With binary options, there are no trading fees, with profits dictated by payouts. While investors should shop around for the most competitive payouts, ensure that you are not enticed into a suspect broker by high payouts alone.
CFD profits are similar from broker to broker. Spreads and charges such as commissions and swap fees make the difference between trading firms.
With asset-based synthetic indices, payouts will often depend on the trading product, which is largely independent of a specific broker. However, fees and commissions can significantly influence how much profit is made by a successful trader.
Look for low spreads and commissions when trading CFDs, and low or zero commissions for ETF and futures trading. This said, some brokers with synthetic indices can draw investors in with low trading fees and add account or deposit charges, so do your due diligence before signing up.
Regulation & Security
The safety of funds and sensitive personal information is key when trading any product.

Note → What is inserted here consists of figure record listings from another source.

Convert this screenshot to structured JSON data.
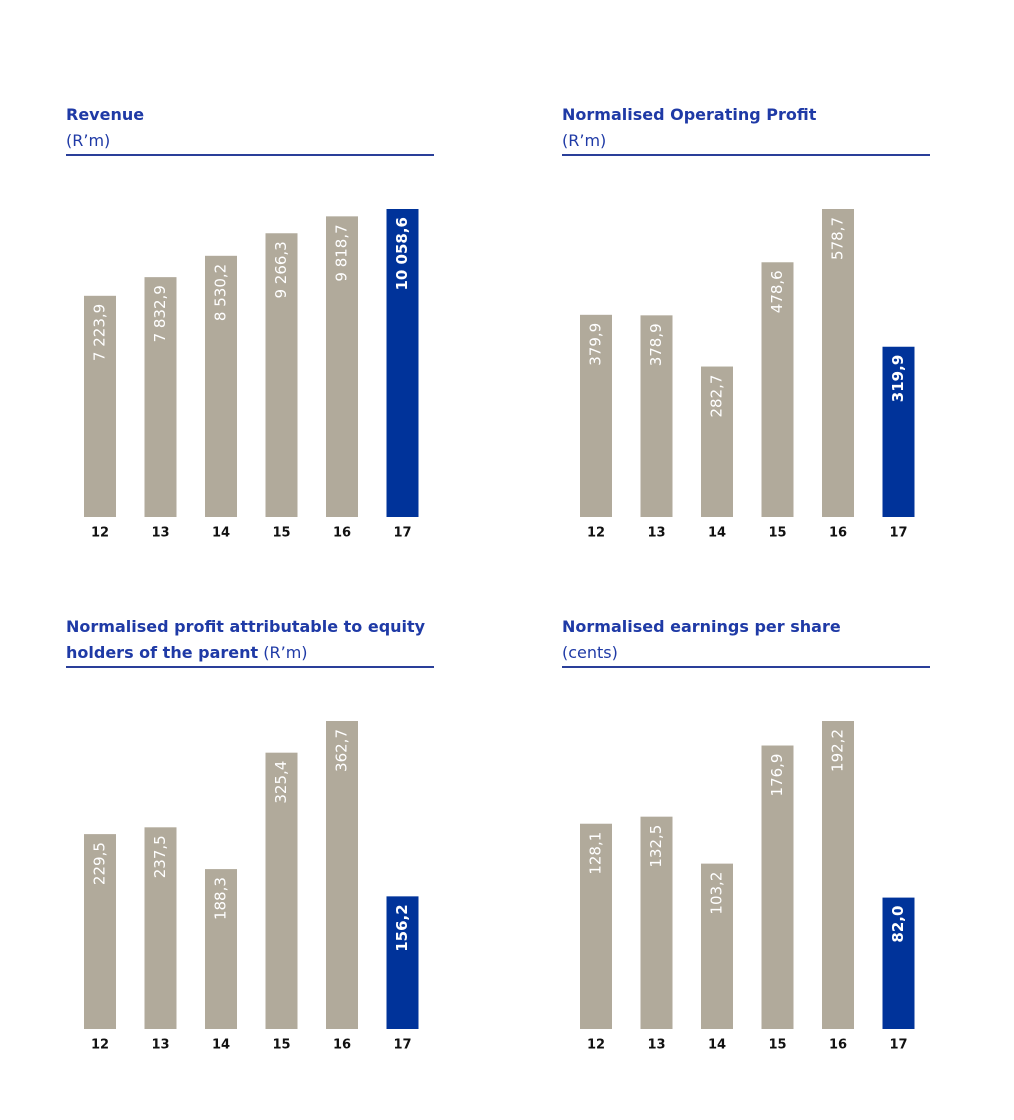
{
  "chart_data": [
    {
      "type": "bar",
      "title": "Revenue",
      "subtitle": "(R’m)",
      "categories": [
        "12",
        "13",
        "14",
        "15",
        "16",
        "17"
      ],
      "values": [
        7223.9,
        7832.9,
        8530.2,
        9266.3,
        9818.7,
        10058.6
      ],
      "value_labels": [
        "7 223,9",
        "7 832,9",
        "8 530,2",
        "9 266,3",
        "9 818,7",
        "10 058,6"
      ],
      "colors": [
        "#b1aa9b",
        "#b1aa9b",
        "#b1aa9b",
        "#b1aa9b",
        "#b1aa9b",
        "#00339a"
      ]
    },
    {
      "type": "bar",
      "title": "Normalised Operating Profit",
      "subtitle": "(R’m)",
      "categories": [
        "12",
        "13",
        "14",
        "15",
        "16",
        "17"
      ],
      "values": [
        379.9,
        378.9,
        282.7,
        478.6,
        578.7,
        319.9
      ],
      "value_labels": [
        "379,9",
        "378,9",
        "282,7",
        "478,6",
        "578,7",
        "319,9"
      ],
      "colors": [
        "#b1aa9b",
        "#b1aa9b",
        "#b1aa9b",
        "#b1aa9b",
        "#b1aa9b",
        "#00339a"
      ]
    },
    {
      "type": "bar",
      "title": "Normalised profit attributable to equity holders of the parent",
      "subtitle": "(R’m)",
      "categories": [
        "12",
        "13",
        "14",
        "15",
        "16",
        "17"
      ],
      "values": [
        229.5,
        237.5,
        188.3,
        325.4,
        362.7,
        156.2
      ],
      "value_labels": [
        "229,5",
        "237,5",
        "188,3",
        "325,4",
        "362,7",
        "156,2"
      ],
      "colors": [
        "#b1aa9b",
        "#b1aa9b",
        "#b1aa9b",
        "#b1aa9b",
        "#b1aa9b",
        "#00339a"
      ]
    },
    {
      "type": "bar",
      "title": "Normalised earnings per share",
      "subtitle": "(cents)",
      "categories": [
        "12",
        "13",
        "14",
        "15",
        "16",
        "17"
      ],
      "values": [
        128.1,
        132.5,
        103.2,
        176.9,
        192.2,
        82.0
      ],
      "value_labels": [
        "128,1",
        "132,5",
        "103,2",
        "176,9",
        "192,2",
        "82,0"
      ],
      "colors": [
        "#b1aa9b",
        "#b1aa9b",
        "#b1aa9b",
        "#b1aa9b",
        "#b1aa9b",
        "#00339a"
      ]
    }
  ]
}
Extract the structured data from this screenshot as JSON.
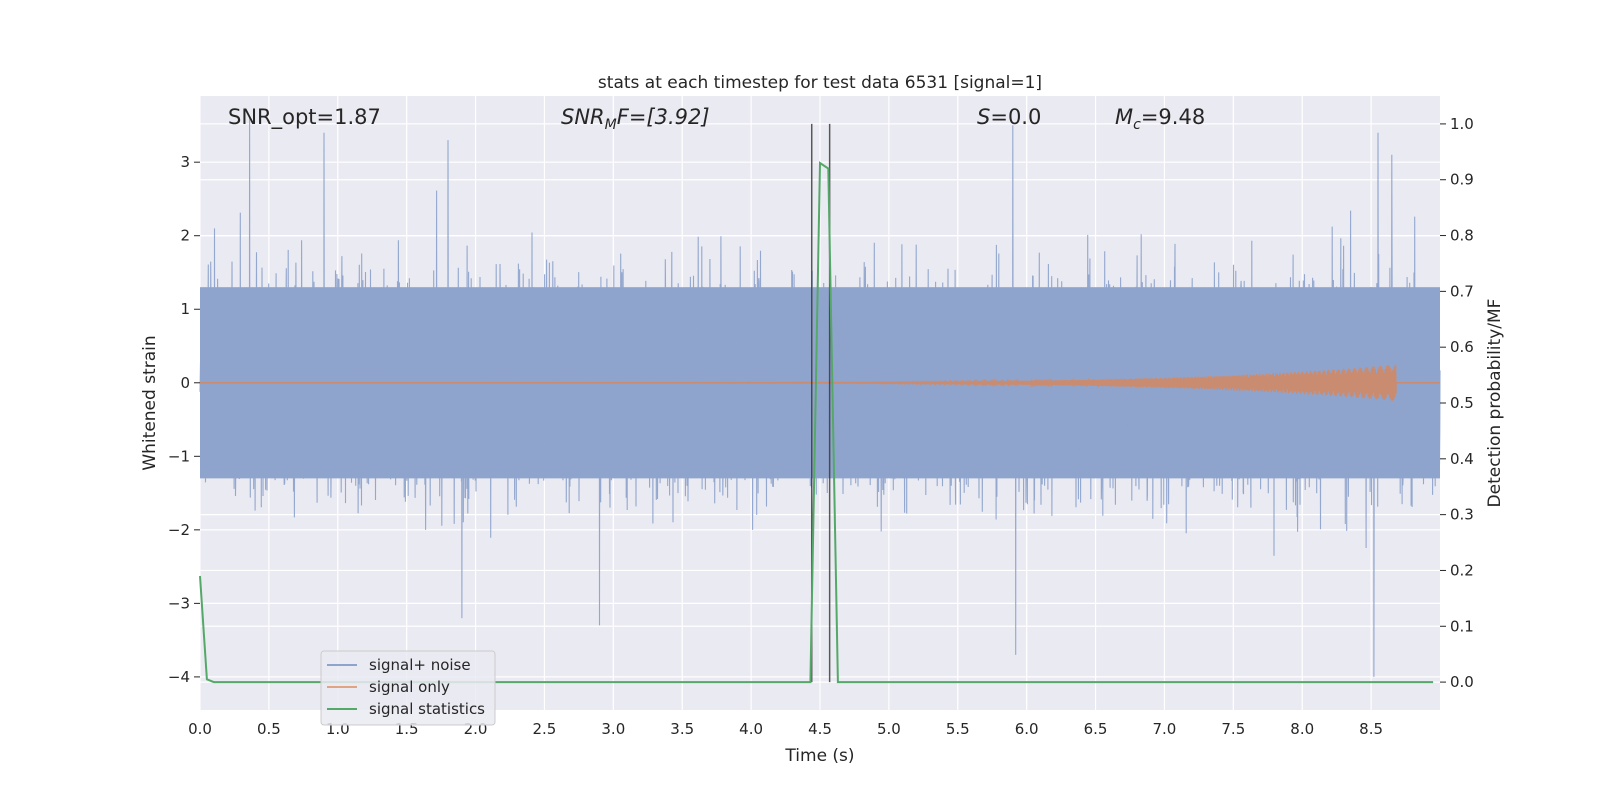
{
  "chart_data": {
    "type": "line",
    "title": "stats at each timestep for test data 6531 [signal=1]",
    "xlabel": "Time (s)",
    "ylabel_left": "Whitened strain",
    "ylabel_right": "Detection probability/MF",
    "xlim": [
      0.0,
      9.0
    ],
    "ylim_left": [
      -4.45,
      3.9
    ],
    "ylim_right": [
      -0.05,
      1.05
    ],
    "x_ticks": [
      "0.0",
      "0.5",
      "1.0",
      "1.5",
      "2.0",
      "2.5",
      "3.0",
      "3.5",
      "4.0",
      "4.5",
      "5.0",
      "5.5",
      "6.0",
      "6.5",
      "7.0",
      "7.5",
      "8.0",
      "8.5"
    ],
    "y_ticks_left": [
      "−4",
      "−3",
      "−2",
      "−1",
      "0",
      "1",
      "2",
      "3"
    ],
    "y_ticks_right": [
      "0.0",
      "0.1",
      "0.2",
      "0.3",
      "0.4",
      "0.5",
      "0.6",
      "0.7",
      "0.8",
      "0.9",
      "1.0"
    ],
    "grid": true,
    "legend_placement": "lower-left",
    "annotations": {
      "snr_opt": "SNR_opt=1.87",
      "snr_mf_base": "SNR",
      "snr_mf_sub": "M",
      "snr_mf_rest": "F=[3.92]",
      "s_base": "S",
      "s_rest": "=0.0",
      "mc_base": "M",
      "mc_sub": "c",
      "mc_rest": "=9.48"
    },
    "vertical_lines_x": [
      4.44,
      4.57
    ],
    "series": [
      {
        "name": "signal+ noise",
        "color": "#8fa4cc",
        "description_points": {
          "envelope_typical": [
            -1.3,
            1.3
          ],
          "peaks": [
            [
              0.36,
              3.6
            ],
            [
              0.9,
              3.4
            ],
            [
              1.8,
              3.3
            ],
            [
              5.9,
              3.5
            ],
            [
              8.55,
              3.4
            ],
            [
              8.65,
              3.1
            ],
            [
              2.9,
              -3.3
            ],
            [
              1.9,
              -3.2
            ],
            [
              5.92,
              -3.7
            ],
            [
              8.52,
              -4.0
            ]
          ]
        }
      },
      {
        "name": "signal only",
        "color": "#dd8452",
        "chirp": {
          "start": 0.0,
          "end": 8.68,
          "amp_start": 0.0,
          "amp_end": 0.25
        }
      },
      {
        "name": "signal statistics",
        "color": "#55a868",
        "x": [
          0.0,
          0.05,
          0.1,
          4.43,
          4.5,
          4.56,
          4.63,
          8.95
        ],
        "y": [
          0.19,
          0.005,
          0.0,
          0.0,
          0.93,
          0.92,
          0.0,
          0.0
        ]
      }
    ]
  }
}
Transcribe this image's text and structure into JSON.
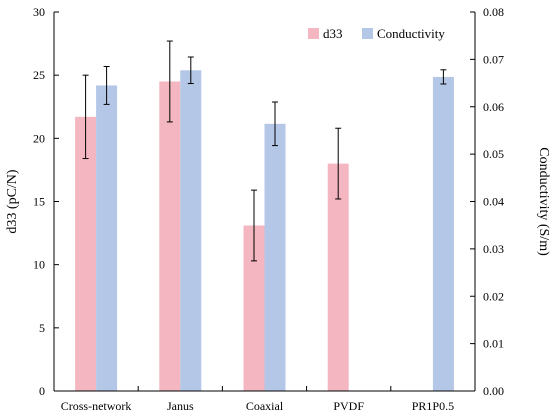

To give yourself the best chance at staying safe, favor brokers with regulation from reputable bodies such as the US CFTC or UK FCA.
The best brokers for synthetic indices will also offer additional measures, such as two-factor authentication (2FA) and fund insurance schemes.
Choosing brokers with synthetic indices that support stable, reliable and user-friendly platforms is a must. Some synthetic indices brokers use proprietary solutions so make use of a demo account to trial these terminals before committing money.
Alternatively, opt for a popular and well-supported platform such as MetaTrader 4 (MT4) or MetaTrader 5 (MT5). These platforms offer advantages such as customizable indicators and automated trading tools.
Choose brokers with synthetic indices that offer low-cost, high-speed deposit options. Ideally, these solutions will include choices with some protection, such as PayPal or credit cards. In addition, native support for your local currency will help you avoid conversion fees.
In the CFD and binary options space, there are also some synthetic indices brokers with bonus schemes. But while deposit bonuses can be attractive, ensure you understand any withdrawal terms before opting in.
Final Word On Synthetic Indices Brokers
When comparing brokers with synthetic indices, there are several considerations to keep in mind. Firstly, traders should favor synthetic index brokers with oversight from reputable regulators. Other considerations include market availability, trading platform support, accepted payment methods and fees.
Get started with our list of the best brokers with synthetic indices.
What Are Synthetic Indices?
Synthetic indices are trading products that typically derive their value from random number generators and complex algorithms. They are designed to reflect realistic market movements. Synthetic indices can often be traded 24/7 at the top brokers.
Which Broker Has Synthetic Indices?
What Are Synthetic Indices In Forex?
Synthetic indices in forex can refer to either the CFD trading of synthetic indices or the specific subtype of synthetic index that track currencies.